Я говорю – кто сочинял?

Профессор смотрит на меня, а потом поднимает указательный палец и говорит – подлинный самоненавистник воспитывает в себе хороший вкус. Он понимает, как сделать себя уязвимым.

И тогда я говорю – вы специально, что ли, клеенку с дивана убрали?

Всегда подозревала, что у него не все дома.

Вера говорит, он когда-то работал в психушке. То ли санитаром, то ли еще неизвестно кем. Врет, может, конечно. Ей обидно, что он ее бросил после двадцати где-то совместных лет. Но зато у нее остался Володька. И теперь я. Хотя насчет меня еще не факт – большое ли это для нее утешение. Для меня было бы небольшое. Интересно, передается ли это по наследству? Я имею в виду – уходить от жены после двадцати лет. Потому что я тогда этого Володьку лучше прямо сейчас убью. Зарежу ночью в постели. Утром он просыпается, смотрит, а сам уже мертвый. Ужасно смешно.

Профессор говорит – не нужна мне, Дина, твоя клеенка. Я хочу, чтобы Люся перестала ходить мне на постель. Я ему отвечаю – она куда хочет, туда и ходит, а клеенку вы убрали совершенно напрасно. Мне ее не так легко было из магазина забрать. А он говорит – и ты к тому же воруешь.

Конечно, ворую. Что мне делать еще?

Но я говорю – да перестаньте. Он говорит – уже перестал. А по глазам видно, что перестать он не может. Его доканывает быть родственником у воровки. Он же, типа, профессор.

Я говорю – вы вот профессор, а не понимаете сложностей переходного этапа. Он говорит – ты о чем? Я говорю – вы когда Белый дом защищать к этому Ростроповичу с автоматом ходили, разве не понимали, что вам потом все равно зарплату по полгода не будут платить? Ростроповичу будут, а вам нет. Он смотрит на меня и говорит – не было у меня автомата. Я говорю – да не у вас, а у Ростроповича. Я по телевизору видела. Что вы к словам цепляетесь? Он говорит – странная ты какая-то. При чем здесь это? Я говорю – а при том. Просто надо уметь выкручиваться. Ростроповичу уже, например, не надо. Вот он с автоматом и ходит. А вам лучше бы научиться. Он говорит – я профессор литературы, и у меня очень больное сердце. Я говорю – да знаю я все про ваше сердце.

Как в песне Леонида Утесова. Которая поется козлиным голосом.

«Спасибо, сердце, что ты умеешь так любить».

Директор школы, когда из семьи ушел и на «Тугезе» женился, тоже, наверное, таким голосом разговаривал.

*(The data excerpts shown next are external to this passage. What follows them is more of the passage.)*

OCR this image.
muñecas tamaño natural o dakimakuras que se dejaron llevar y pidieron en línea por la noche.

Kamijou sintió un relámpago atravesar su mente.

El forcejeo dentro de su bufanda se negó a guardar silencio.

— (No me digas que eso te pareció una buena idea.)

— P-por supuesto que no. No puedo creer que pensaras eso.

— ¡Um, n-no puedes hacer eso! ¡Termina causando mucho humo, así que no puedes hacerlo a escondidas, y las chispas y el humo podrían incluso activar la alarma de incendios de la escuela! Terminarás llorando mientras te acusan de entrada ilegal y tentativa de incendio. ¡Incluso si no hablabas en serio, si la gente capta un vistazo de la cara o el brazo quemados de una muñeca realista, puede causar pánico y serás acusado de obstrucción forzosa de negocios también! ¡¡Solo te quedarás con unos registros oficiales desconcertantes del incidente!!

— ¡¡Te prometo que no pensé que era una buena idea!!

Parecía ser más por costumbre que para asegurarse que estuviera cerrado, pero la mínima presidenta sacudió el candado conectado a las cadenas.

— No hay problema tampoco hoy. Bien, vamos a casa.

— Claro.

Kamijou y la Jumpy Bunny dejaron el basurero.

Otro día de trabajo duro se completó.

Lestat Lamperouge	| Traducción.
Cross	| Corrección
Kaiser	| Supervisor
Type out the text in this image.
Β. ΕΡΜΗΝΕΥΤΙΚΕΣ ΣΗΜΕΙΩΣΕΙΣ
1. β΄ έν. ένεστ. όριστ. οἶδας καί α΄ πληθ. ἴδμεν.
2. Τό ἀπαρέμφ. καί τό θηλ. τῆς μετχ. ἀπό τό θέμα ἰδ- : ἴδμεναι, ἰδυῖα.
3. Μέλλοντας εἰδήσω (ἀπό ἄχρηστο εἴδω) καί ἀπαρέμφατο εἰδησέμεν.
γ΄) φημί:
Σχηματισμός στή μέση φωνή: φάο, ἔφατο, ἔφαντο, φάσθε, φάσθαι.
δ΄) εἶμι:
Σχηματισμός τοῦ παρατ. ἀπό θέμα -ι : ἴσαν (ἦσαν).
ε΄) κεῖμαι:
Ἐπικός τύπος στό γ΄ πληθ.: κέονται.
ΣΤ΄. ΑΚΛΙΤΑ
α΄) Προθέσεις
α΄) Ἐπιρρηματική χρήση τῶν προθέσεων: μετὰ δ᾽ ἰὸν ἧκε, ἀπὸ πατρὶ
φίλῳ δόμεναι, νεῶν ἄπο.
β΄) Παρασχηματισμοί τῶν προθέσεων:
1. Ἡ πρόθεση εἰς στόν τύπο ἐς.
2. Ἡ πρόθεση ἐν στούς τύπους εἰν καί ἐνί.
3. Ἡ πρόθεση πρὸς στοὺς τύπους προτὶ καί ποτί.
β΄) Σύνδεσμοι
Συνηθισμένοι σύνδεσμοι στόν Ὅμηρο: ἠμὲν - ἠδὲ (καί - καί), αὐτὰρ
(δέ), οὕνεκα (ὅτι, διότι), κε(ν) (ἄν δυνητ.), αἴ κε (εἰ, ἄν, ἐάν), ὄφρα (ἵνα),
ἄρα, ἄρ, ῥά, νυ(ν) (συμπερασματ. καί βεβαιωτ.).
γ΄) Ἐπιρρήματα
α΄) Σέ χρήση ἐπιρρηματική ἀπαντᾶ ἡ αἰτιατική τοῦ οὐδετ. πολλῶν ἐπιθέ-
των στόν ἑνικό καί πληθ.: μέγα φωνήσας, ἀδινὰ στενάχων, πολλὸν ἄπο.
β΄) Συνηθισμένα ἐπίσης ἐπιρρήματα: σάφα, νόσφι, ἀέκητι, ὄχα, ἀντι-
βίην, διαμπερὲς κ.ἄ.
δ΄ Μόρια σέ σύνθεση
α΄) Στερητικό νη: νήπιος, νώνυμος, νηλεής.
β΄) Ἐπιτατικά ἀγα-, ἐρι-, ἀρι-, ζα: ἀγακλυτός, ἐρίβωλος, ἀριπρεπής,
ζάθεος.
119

После пятидесяти мужикам надо делать чик-чик. Яйкам в штанишках становится туговато. Но они, гады, при этом говорят: «Спасибо, сердце». Видимо, в школе плохо учились. Не просекли по анатомии – что у них где.

А так были бы как коты после операции. Огромные, теплые и пушистые. И что с того, что не очень игривые?

Жрут, правда, много.

Я смотрю на профессора и говорю – не знаю, чем теперь Люсю кормить. Он отвечает – мне все равно. Можешь выбросить ее с балкона. Я говорю – нет, это вы сами. Кошка ваша, и гадит она не мне, а вам на постель. Профессор помолчал немного, и потом говорит – мне сказали, что это очень плохая примета. Я говорю – ну да. Ничего хорошего. Только вы ведь профессор. Не будете же вы верить в приметы.

А он говорит – да, да, конечно. Но голос у него какой-то задумчивый. Не совсем такой, как у тех, кто в приметы не верит. Те на любой вопрос отвечают по-пионерски.

Оптимисты долбаные.

Я, кстати, и сама еще успела пионеркой побыть. Пока Горбачев всю эту советскую лавочку не прикрыл. Меня как раз «Тугеза» в них принимала. Уставилась на своего директора и галстук этот мне на шее так затянула, что я начала кашлять. Любовь, блин.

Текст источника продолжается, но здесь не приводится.